A company spawned from university research to create one of the world’s most advanced artificial limbs has been awarded the UK’s premier prize for engineering innovation.

 

 
The i-LIMB Hand has five powered digits
Touch Bionics, established in 2003 and based in Livingston, West Lothian, received the £50,000 ($99,000) MacRobert Award from the Duke of Edinburgh for developing an artificial hand. The prize is awarded by the Royal Academy of Engineering.
“We are over the moon to have won the 2008 MacRobert Award, which is a huge honour for any engineering-oriented company,” said Touch Bionics CEO Stuart Mead. “To be selected ahead of three other excellent innovations is a real testament to the tremendous level of hard work and incredible engineering skill that has gone into the development of the i-LIMB Hand.”

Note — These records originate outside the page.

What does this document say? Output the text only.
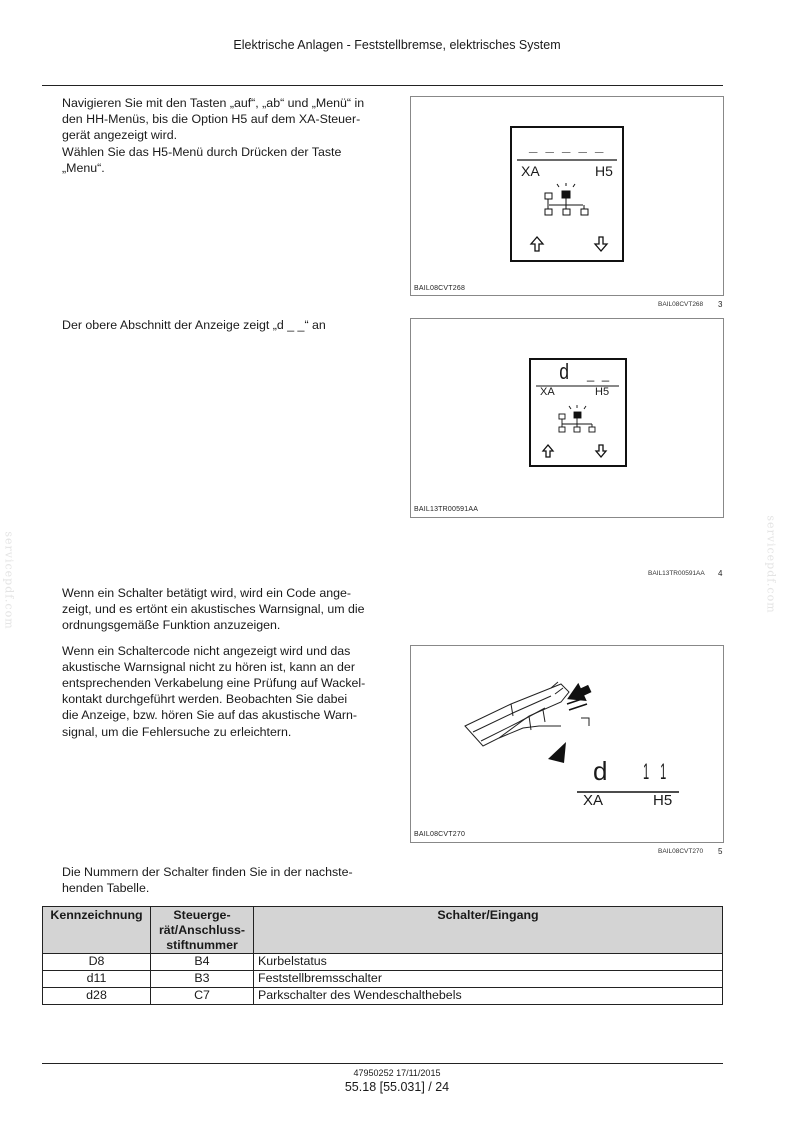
Elektrische Anlagen - Feststellbremse, elektrisches System
servicepdf.com	servicepdf.com

Navigieren Sie mit den Tasten „auf“, „ab“ und „Menü“ in
den HH-Menüs, bis die Option H5 auf dem XA-Steuer-
gerät angezeigt wird.

Wählen Sie das H5-Menü durch Drücken der Taste
„Menu“.

_ _ _ _ _
XA	H5
BAIL08CVT268
BAIL08CVT268 3

Der obere Abschnitt der Anzeige zeigt „d _ _“ an

d _ _
XA	H5
BAIL13TR00591AA
BAIL13TR00591AA 4

Wenn ein Schalter betätigt wird, wird ein Code ange-
zeigt, und es ertönt ein akustisches Warnsignal, um die
ordnungsgemäße Funktion anzuzeigen.

Wenn ein Schaltercode nicht angezeigt wird und das
akustische Warnsignal nicht zu hören ist, kann an der
entsprechenden Verkabelung eine Prüfung auf Wackel-
kontakt durchgeführt werden. Beobachten Sie dabei
die Anzeige, bzw. hören Sie auf das akustische Warn-
signal, um die Fehlersuche zu erleichtern.

d 1 1
XA	H5
BAIL08CVT270
BAIL08CVT270 5

Die Nummern der Schalter finden Sie in der nachste-
henden Tabelle.

Kennzeichnung	Steuerge-
rät/Anschluss-
stiftnummer	Schalter/Eingang
D8	B4	Kurbelstatus
d11	B3	Feststellbremsschalter
d28	C7	Parkschalter des Wendeschalthebels
47950252 17/11/2015
55.18 [55.031] / 24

Launched in 2007, the i-LIMB Hand is a first-to-market prosthetic device with five individually powered digits. With over 20 years of research and development behind it, the i-LIMB Hand looks and acts like a real human hand and represents a generational advance in bionics and patient care. Since the launch, more than 250 patients worldwide have been fitted and Touch Bionics is rapidly expanding across the globe.

The MacRobert Award, first presented in 1969, recognises the successful development of innovative ideas in engineering. It seeks to demonstrate the importance of engineering and the role of engineers and scientists in contributing to national prosperity and international prestige.
Touch Bionics has also had to become an expert in a form of silicone-based artificial skin that is spread over the products to make them appear lifelike. Each hand costs about £27,000 – including fitting costs – but the figure could come down if the products could be made in high ¬volumes.